On Friday, May 22, the Ninth Circuit Court of Appeals voted 2-1 to deny the request of South Bay United Pentecostal Church for an immediate injunction against Governor Newsom’s stay-at-home order prohibiting attendance at religious services. The church, located in Chula Vista, sued state and San Diego County officials, alleging that the stay-at-home orders violated their constitutional rights.

In dissenting from the denial, Trump appointee Daniel Collins expressed alarm at “the astonishing breadth of this assertion of government power over the citizenry, which in terms of its scope, intrusiveness, and duration is without parallel in our constitutional tradition.”

A week earlier, federal district court judge Cynthia Bashant denied the church’s petition for a temporary restraining order prohibiting the state and county from enforcing their stay-at-home orders except to the extent consistent with sanitation, distancing, and other protocols applicable to businesses. The church immediately appealed the denial to the Ninth Circuit and simultaneously asked the higher court to issue the order itself, pending a full hearing of its appeal.

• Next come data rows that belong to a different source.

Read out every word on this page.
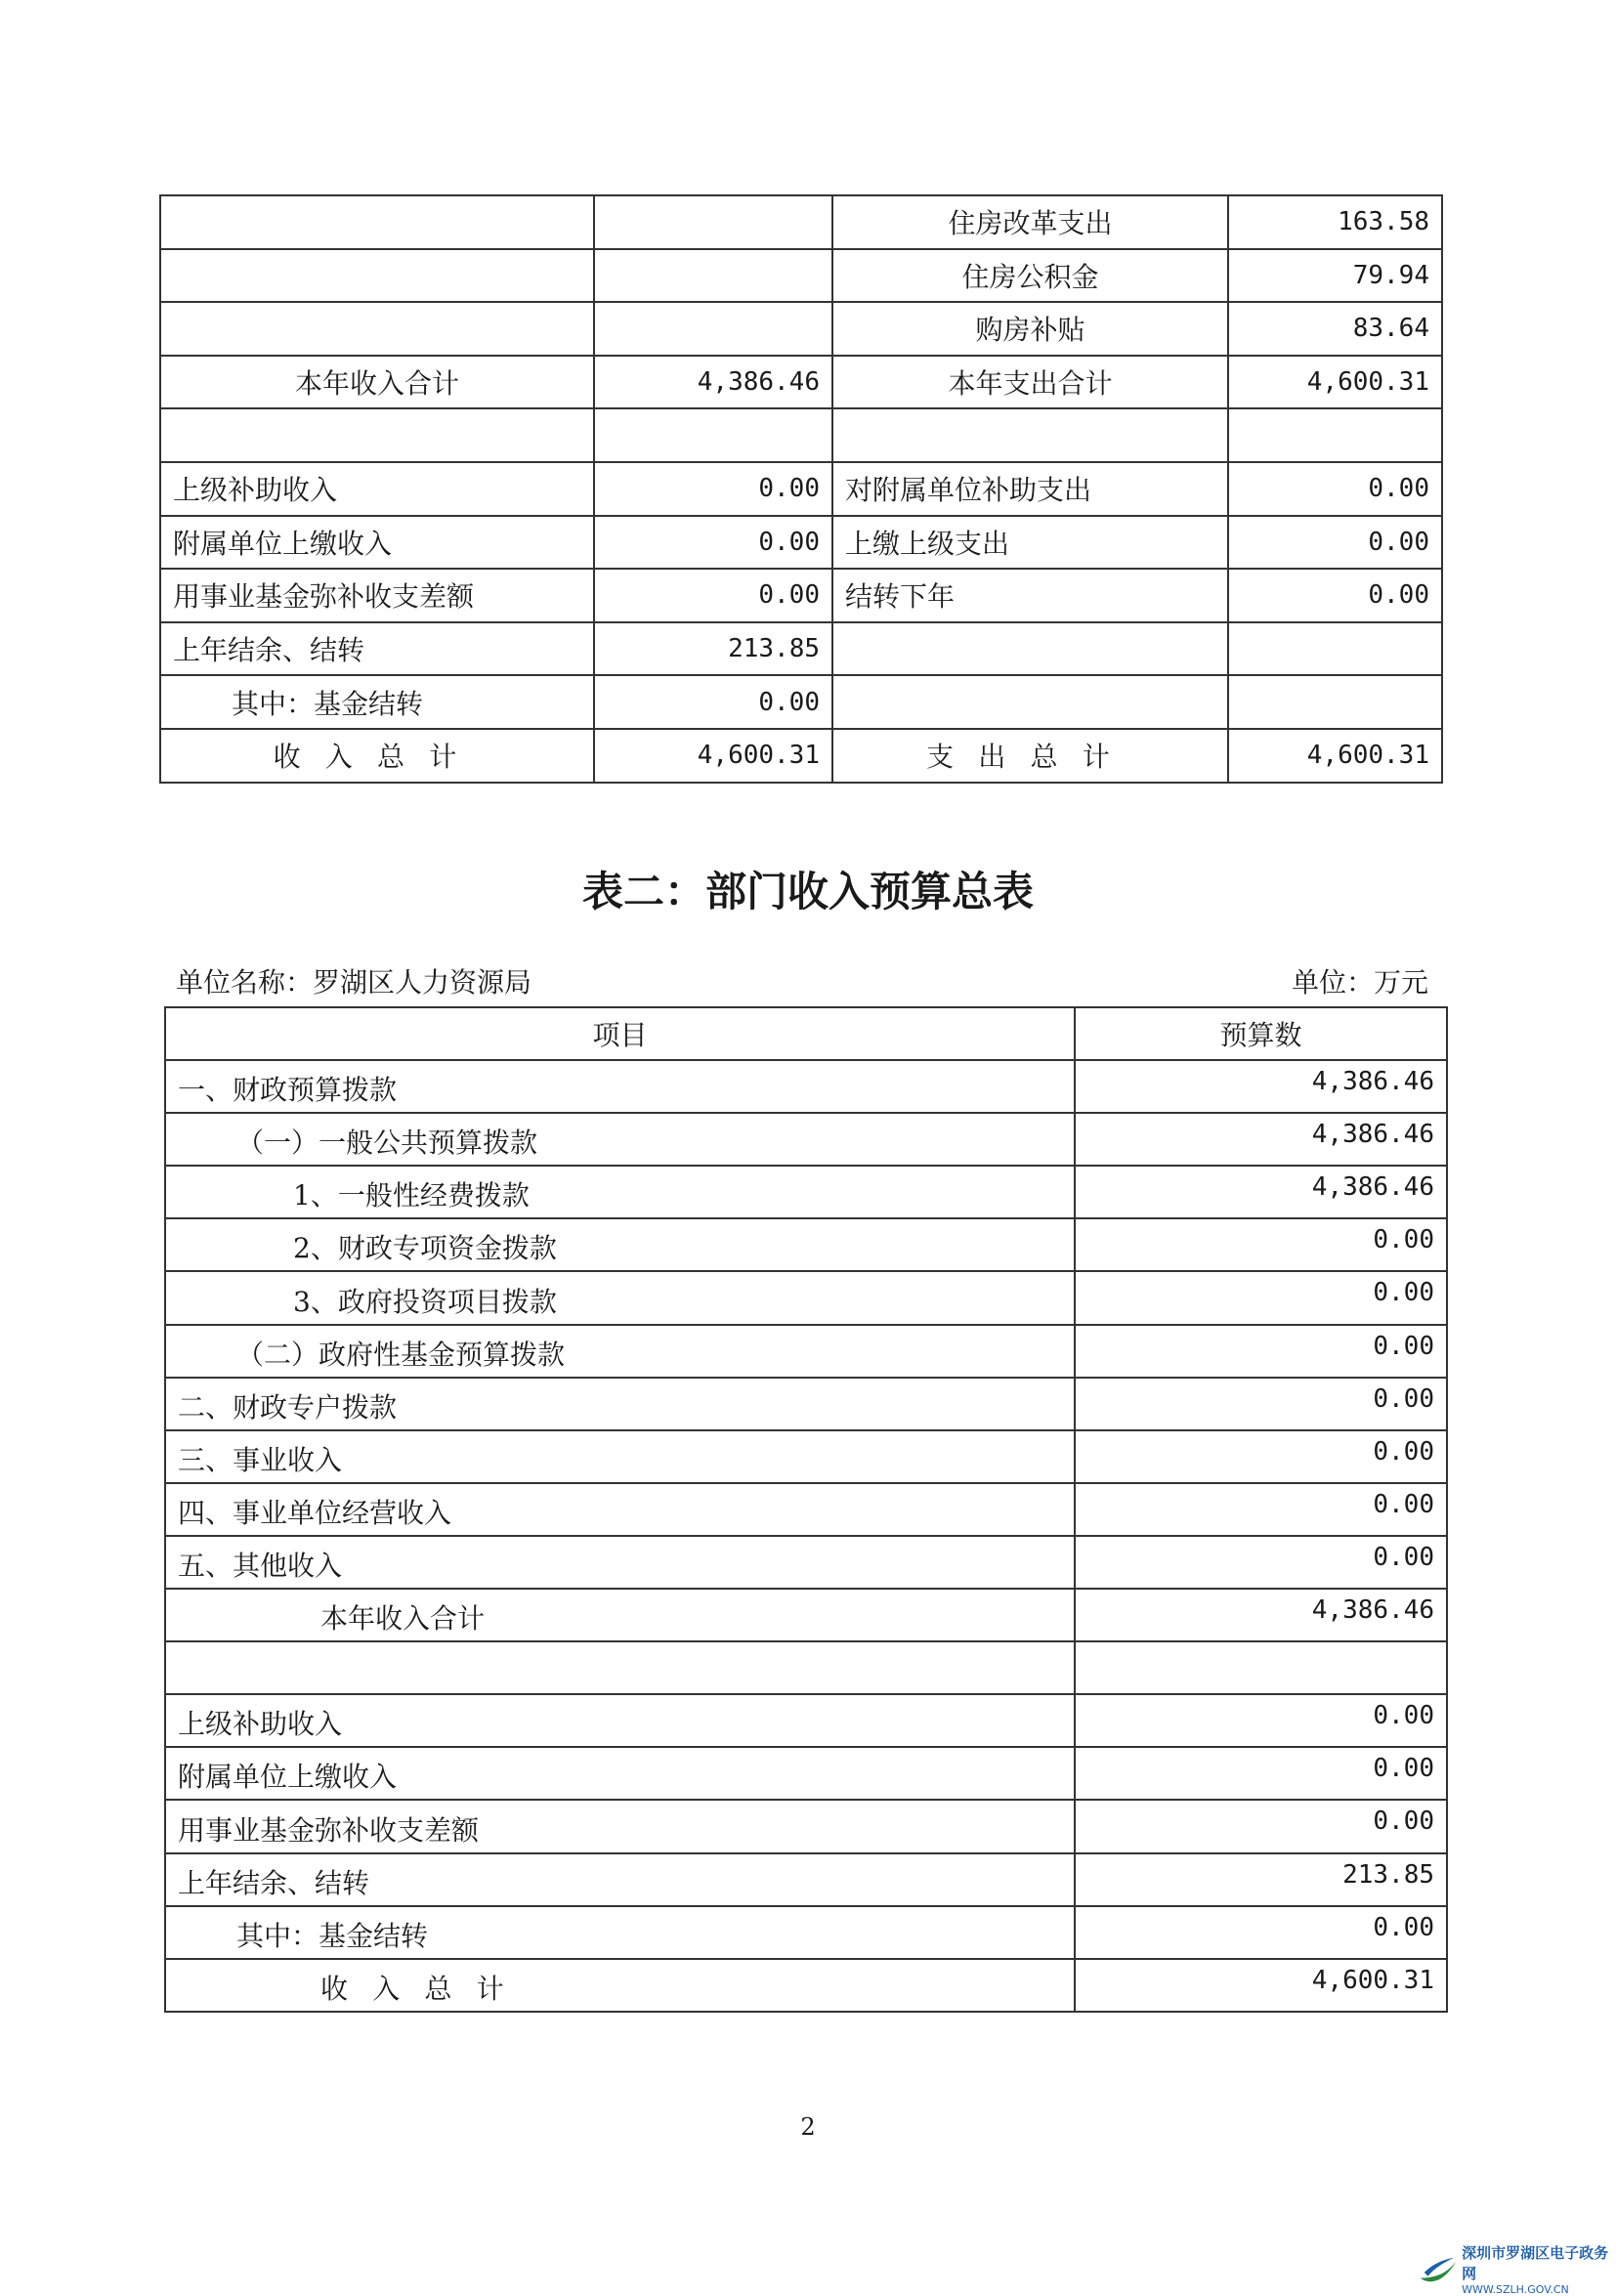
		住房改革支出	163.58
		住房公积金	79.94
		购房补贴	83.64
本年收入合计	4,386.46	本年支出合计	4,600.31

上级补助收入	0.00	对附属单位补助支出	0.00
附属单位上缴收入	0.00	上缴上级支出	0.00
用事业基金弥补收支差额	0.00	结转下年	0.00
上年结余、结转	213.85		
其中：基金结转	0.00		
收入总计	4,600.31	支出总计	4,600.31
表二：部门收入预算总表
单位名称：罗湖区人力资源局	单位：万元
项目	预算数
一、财政预算拨款	4,386.46
（一）一般公共预算拨款	4,386.46
1、一般性经费拨款	4,386.46
2、财政专项资金拨款	0.00
3、政府投资项目拨款	0.00
（二）政府性基金预算拨款	0.00
二、财政专户拨款	0.00
三、事业收入	0.00
四、事业单位经营收入	0.00
五、其他收入	0.00
本年收入合计	4,386.46

上级补助收入	0.00
附属单位上缴收入	0.00
用事业基金弥补收支差额	0.00
上年结余、结转	213.85
其中：基金结转	0.00
收入总计	4,600.31
2
深圳市罗湖区电子政务网
WWW.SZLH.GOV.CN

Clinton appointee Barry Silverman and Obama appointee Jacqueline Nguyen voted to deny the church’s request, holding that the church was unlikely to prevail on its religious freedom claims, because there was no proof that the state was “impos[ing] burdens only on conduct motivated by religious belief.” The judges added, “We’re dealing here with a highly contagious and often fatal disease for which there presently is no known cure.”

Judge Collins, however, pointed out the unprecedented nature of the current stay-at-home order. Rather than restricting particular activities likely to spread the virus, Gov. Newson’s order “presumptively prohibited California residents from leaving their homes for any reason, except to the extent that an exception to that order granted back the freedom to conduct particular activities or to travel back and forth to such activities.” While most other businesses are now in the process of re-opening as part of Phase II of the governor’s plan, by explicitly relegating “religious services” to Phase III of re-opening, “without any express regard to the number of attendees, the size of the space, or the safety protocols followed in such services, the State’s Reopening Plan undeniably discriminates on its face against religious conduct.”

Judge Collins noted that, far from the shutdown being neutrally applied, “The State is continually making judgments, at the margins, to decide what additional activities its residents may and may not engage in, and thus far, ‘religious services’ have not made the cut. . . . Warehousing and manufacturing facilities are categorically permitted to open, so long as they follow specified guidelines. But in-person ‘religious services’—merely because they are ‘religious services’—are categorically not permitted to take place even if they follow the same guidelines.”

Also lacking in neutrality is the state’s argument that there is too much risk congregants will not follow the rules. This position “illogically assumes that the very same people who cannot be trusted to follow the rules at their place of worship can be trusted to do so at their workplace,” Judge Collins wrote.

The Ninth Circuit has set an expedited briefing schedule for the full appeal. Gov. Newsom announced Friday that new church re-opening guidelines will be issued this week. The guidelines could pre-empt further action by the court.

The above comes from a May 25 email sent to Cal Catholic by a court insider.